A note about AI Protocol Baking:
I’ve tried grain-free baking without eggs many times, and I know Stacy agrees with me when I say it is a very tough task. The top egg replacers are usually flax, chia, tofu, yogurt, commercial egg replacers containing starches, or fruit purées such as apple, banana and pumpkin. With the AI protocol forbidding all but the last option in that list, you may as well be asking me to perform a miracle!
Before replacing eggs in a recipe, you need to understand their function. In baked goods, eggs tend to be used as a binder, strengthener, emulsifier, and leavening agent. They provide steam for leavening, fat for creaminess, and protein for binding. They are made up of water, protein, fat, and emulsifying lechtins, so when replacing them in a recipe you need to find something that will be able to take on all of those properties.
I find that fruit purees are an ideal egg substitute when paired with baking soda and an acidic ingredient like lemon juice. A light and airy baked good is achieved by creating gas bubbles in the dough or batter. They are activated by a chemical reaction between baking soda and an acidic ingredient, usually eggs in most baked goods. When you omit eggs, you need to create this reaction by using another acidic ingredient such as lemon juice or vinegar. Just be careful not to overdo it because if you create too many air bubbles, the weight of the dough will end up popping the bubbles – resulting in a sunken baked good.

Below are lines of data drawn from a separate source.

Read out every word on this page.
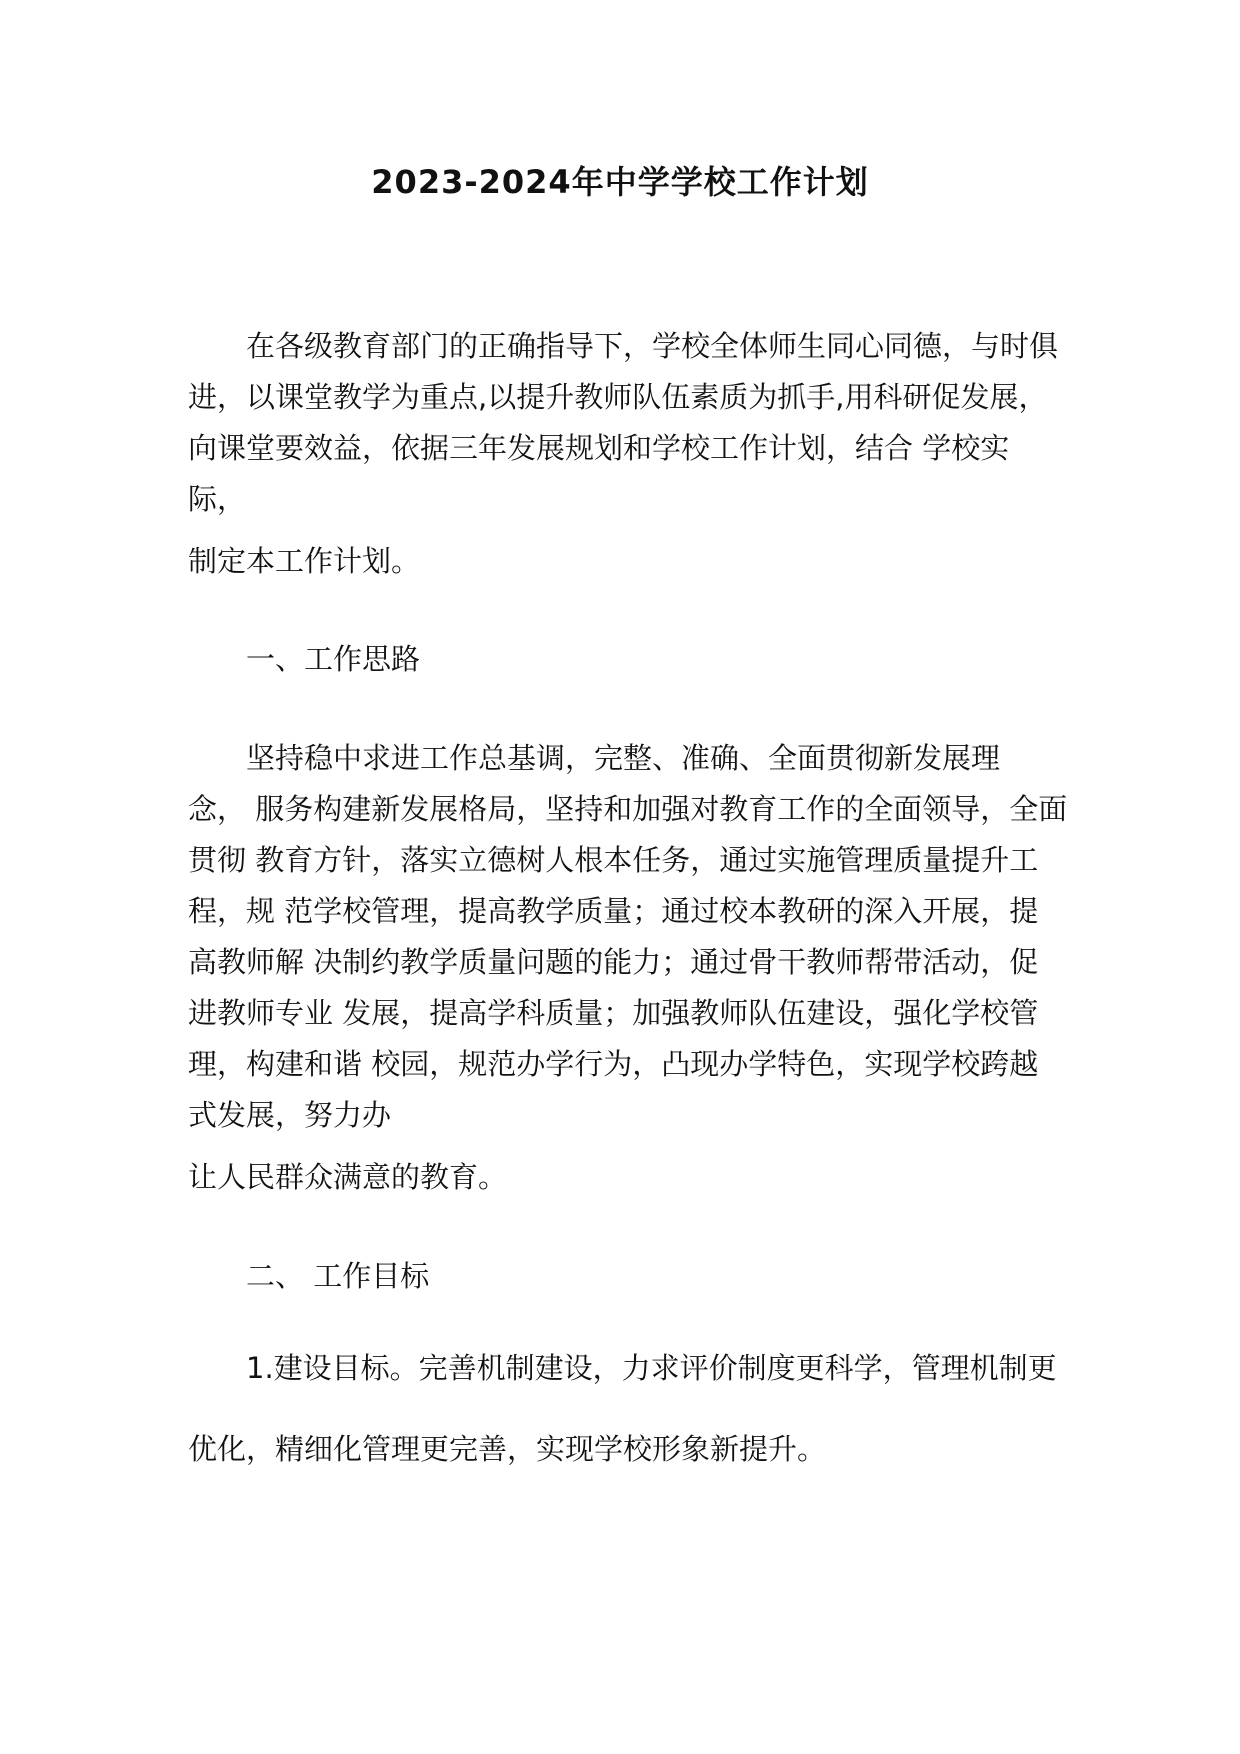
2023-2024年中学学校工作计划
在各级教育部门的正确指导下，学校全体师生同心同德，与时俱
进，以课堂教学为重点,以提升教师队伍素质为抓手,用科研促发展，
向课堂要效益，依据三年发展规划和学校工作计划，结合 学校实
际，
制定本工作计划。
一、工作思路
坚持稳中求进工作总基调，完整、准确、全面贯彻新发展理
念， 服务构建新发展格局，坚持和加强对教育工作的全面领导，全面
贯彻 教育方针，落实立德树人根本任务，通过实施管理质量提升工
程，规 范学校管理，提高教学质量；通过校本教研的深入开展，提
高教师解 决制约教学质量问题的能力；通过骨干教师帮带活动，促
进教师专业 发展，提高学科质量；加强教师队伍建设，强化学校管
理，构建和谐 校园，规范办学行为，凸现办学特色，实现学校跨越
式发展，努力办
让人民群众满意的教育。
二、 工作目标
1.建设目标。完善机制建设，力求评价制度更科学，管理机制更
优化，精细化管理更完善，实现学校形象新提升。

Fruit has natural pectin, which mimics the fat the egg yolks lend to baking and helps to stabilize the air bubbles in the batter or dough that the baking soda creates.
I am in no-way a vegan baking expert, so replacing eggs has been a trail and error process for me. I wish I could give you a foolproof egg substitute guide but it really varies depending on what you are making and what use the eggs were intended to have. My suggestion is to experiment and don’t be defeated by failure!

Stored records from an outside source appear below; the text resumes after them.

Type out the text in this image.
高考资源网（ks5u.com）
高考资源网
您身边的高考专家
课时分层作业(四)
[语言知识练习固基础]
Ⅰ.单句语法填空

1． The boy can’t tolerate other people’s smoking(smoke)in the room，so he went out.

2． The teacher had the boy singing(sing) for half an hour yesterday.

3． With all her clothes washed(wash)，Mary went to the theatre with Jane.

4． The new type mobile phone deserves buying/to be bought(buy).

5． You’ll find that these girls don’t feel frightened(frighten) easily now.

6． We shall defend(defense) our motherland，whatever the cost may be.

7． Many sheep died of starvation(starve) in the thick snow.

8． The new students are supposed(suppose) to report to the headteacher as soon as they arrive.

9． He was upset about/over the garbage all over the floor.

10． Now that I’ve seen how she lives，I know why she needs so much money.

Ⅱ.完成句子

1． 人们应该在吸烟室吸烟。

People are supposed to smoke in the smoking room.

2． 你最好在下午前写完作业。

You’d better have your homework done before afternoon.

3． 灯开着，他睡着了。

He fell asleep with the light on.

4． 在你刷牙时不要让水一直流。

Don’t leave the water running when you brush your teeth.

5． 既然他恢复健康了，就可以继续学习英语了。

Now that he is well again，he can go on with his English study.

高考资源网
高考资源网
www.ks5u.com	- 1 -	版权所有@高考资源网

Ingredients (yields 1 dozen)
½ pound ripe bananas (about 1 cup mashed)
½ cup unsweetened applesauce
2 tablespoons palm shortening
2 oz pitted dates (about 3 or 4)
1/3 cup coconut flour
2 tsp cinnamon
1 tsp vanilla
1 tsp baking soda
1½ tsp lemon juice
½ cup finely shredded dried coconut
2 tablespoons dried apricots, chopped
2 tablespoons dried currants
2 tablespoons raisins
1. Preheat oven to 350 degrees F.
2. In a food processor, puree the bananas, dates, applesauce, and shortening until it has the consistency of baby food, about 30 seconds.
3. Add the coconut flour, cinnamon, vanilla, baking soda, lemon juice and pulse 5 or 6 times until combined.

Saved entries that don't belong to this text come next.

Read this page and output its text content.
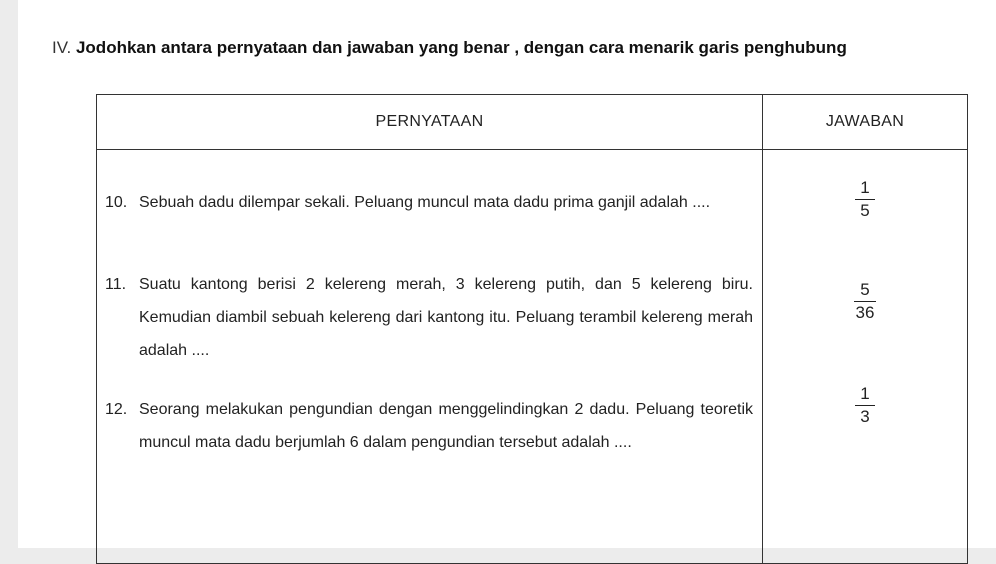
IV. Jodohkan antara pernyataan dan jawaban yang benar , dengan cara menarik garis penghubung
PERNYATAAN	JAWABAN
10. Sebuah dadu dilempar sekali. Peluang muncul mata dadu prima ganjil adalah ....
11. Suatu kantong berisi 2 kelereng merah, 3 kelereng putih, dan 5 kelereng biru. Kemudian diambil sebuah kelereng dari kantong itu. Peluang terambil kelereng merah adalah ....
12. Seorang melakukan pengundian dengan menggelindingkan 2 dadu. Peluang teoretik muncul mata dadu berjumlah 6 dalam pengundian tersebut adalah ....
$\frac{1}{5}$
$\frac{5}{36}$
$\frac{1}{3}$
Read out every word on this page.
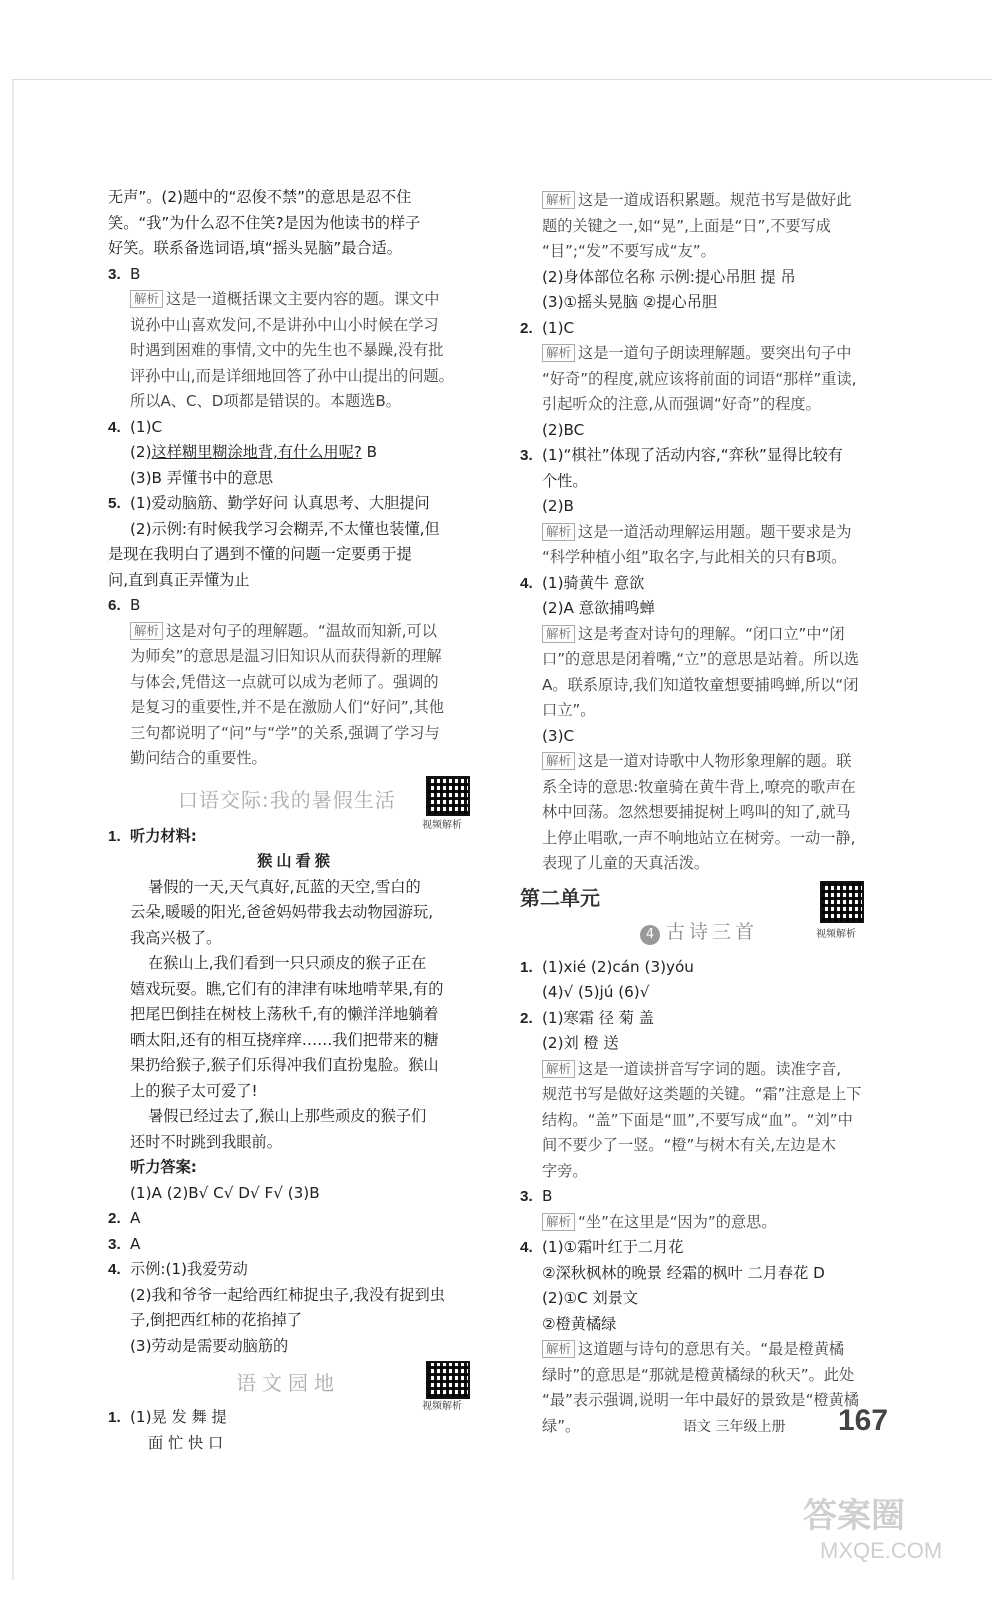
无声”。(2)题中的“忍俊不禁”的意思是忍不住
笑。“我”为什么忍不住笑?是因为他读书的样子
好笑。联系备选词语,填“摇头晃脑”最合适。
3. B
解析 这是一道概括课文主要内容的题。课文中
说孙中山喜欢发问,不是讲孙中山小时候在学习
时遇到困难的事情,文中的先生也不暴躁,没有批
评孙中山,而是详细地回答了孙中山提出的问题。
所以A、C、D项都是错误的。本题选B。
4. (1)C
(2)这样糊里糊涂地背,有什么用呢? B
(3)B 弄懂书中的意思
5. (1)爱动脑筋、勤学好问 认真思考、大胆提问
(2)示例:有时候我学习会糊弄,不太懂也装懂,但
是现在我明白了遇到不懂的问题一定要勇于提
问,直到真正弄懂为止
6. B
解析 这是对句子的理解题。“温故而知新,可以
为师矣”的意思是温习旧知识从而获得新的理解
与体会,凭借这一点就可以成为老师了。强调的
是复习的重要性,并不是在激励人们“好问”,其他
三句都说明了“问”与“学”的关系,强调了学习与
勤问结合的重要性。
口语交际:我的暑假生活
视频解析
1. 听力材料:
猴山看猴
暑假的一天,天气真好,瓦蓝的天空,雪白的
云朵,暖暖的阳光,爸爸妈妈带我去动物园游玩,
我高兴极了。
在猴山上,我们看到一只只顽皮的猴子正在
嬉戏玩耍。瞧,它们有的津津有味地啃苹果,有的
把尾巴倒挂在树枝上荡秋千,有的懒洋洋地躺着
晒太阳,还有的相互挠痒痒……我们把带来的糖
果扔给猴子,猴子们乐得冲我们直扮鬼脸。猴山
上的猴子太可爱了!
暑假已经过去了,猴山上那些顽皮的猴子们
还时不时跳到我眼前。
听力答案:
(1)A (2)B√ C√ D√ F√ (3)B
2. A
3. A
4. 示例:(1)我爱劳动
(2)我和爷爷一起给西红柿捉虫子,我没有捉到虫
子,倒把西红柿的花掐掉了
(3)劳动是需要动脑筋的
语文园地
视频解析
1. (1)晃 发 舞 提
面 忙 快 口
解析 这是一道成语积累题。规范书写是做好此
题的关键之一,如“晃”,上面是“日”,不要写成
“目”;“发”不要写成“友”。
(2)身体部位名称 示例:提心吊胆 提 吊
(3)①摇头晃脑 ②提心吊胆
2. (1)C
解析 这是一道句子朗读理解题。要突出句子中
“好奇”的程度,就应该将前面的词语“那样”重读,
引起听众的注意,从而强调“好奇”的程度。
(2)BC
3. (1)“棋社”体现了活动内容,“弈秋”显得比较有
个性。
(2)B
解析 这是一道活动理解运用题。题干要求是为
“科学种植小组”取名字,与此相关的只有B项。
4. (1)骑黄牛 意欲
(2)A 意欲捕鸣蝉
解析 这是考查对诗句的理解。“闭口立”中“闭
口”的意思是闭着嘴,“立”的意思是站着。所以选
A。联系原诗,我们知道牧童想要捕鸣蝉,所以“闭
口立”。
(3)C
解析 这是一道对诗歌中人物形象理解的题。联
系全诗的意思:牧童骑在黄牛背上,嘹亮的歌声在
林中回荡。忽然想要捕捉树上鸣叫的知了,就马
上停止唱歌,一声不响地站立在树旁。一动一静,
表现了儿童的天真活泼。
第二单元
4 古诗三首	视频解析
1. (1)xié (2)cán (3)yóu
(4)√ (5)jú (6)√
2. (1)寒霜 径 菊 盖
(2)刘 橙 送
解析 这是一道读拼音写字词的题。读准字音,
规范书写是做好这类题的关键。“霜”注意是上下
结构。“盖”下面是“皿”,不要写成“血”。“刘”中
间不要少了一竖。“橙”与树木有关,左边是木
字旁。
3. B
解析 “坐”在这里是“因为”的意思。
4. (1)①霜叶红于二月花
②深秋枫林的晚景 经霜的枫叶 二月春花 D
(2)①C 刘景文
②橙黄橘绿
解析 这道题与诗句的意思有关。“最是橙黄橘
绿时”的意思是“那就是橙黄橘绿的秋天”。此处
“最”表示强调,说明一年中最好的景致是“橙黄橘
绿”。	语文 三年级上册 167
答案圈
MXQE.COM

4. Add the dried fruit and shredded coconut and pulse twice. Don’t run it long enough to puree the dried fruit, just enough to incorporate it.
5. Spoon golf-ball sized balls of dough onto a cookie sheet lined with parchment or a Silpat.
6. Flatten the balls a bit with your palm. These cookies don’t spread, so make them the shape and size you want prior to baking.
7. Bake for 18-20 minutes.
8. Let the cookies cool completely, then store in an airtight container in the fridge.
*You can also press the dough into a greased pyrex dish and bake as bars for about 17 minutes.
* For those weighing your coconut flour, use 47g.
Danielle Walker is the author and creator of the grain-free recipe blog, Against All Grain (againstallgrain.com). She has amassed over 150 grain-free recipes that are also free of refined sugar and lactose. She is first and foremost a devoted wife and loving mom to her wonderful husband and rambunctious toddler, but finds joy in her spare time developing tasty recipes for those on restricted diets. Using grain-free flours such as coconut and almond flour, she creates familiar comfort foods that leave people with food allergies feeling satisfied rather than deprived. Her passion is to share with everyone that eating a diet of real, healthy foods does not mean living in a world of bland and uneventful food.
All of the recipes on Against All Grain are grain-free, gluten-free, refined sugar-free, and low to minimal dairy.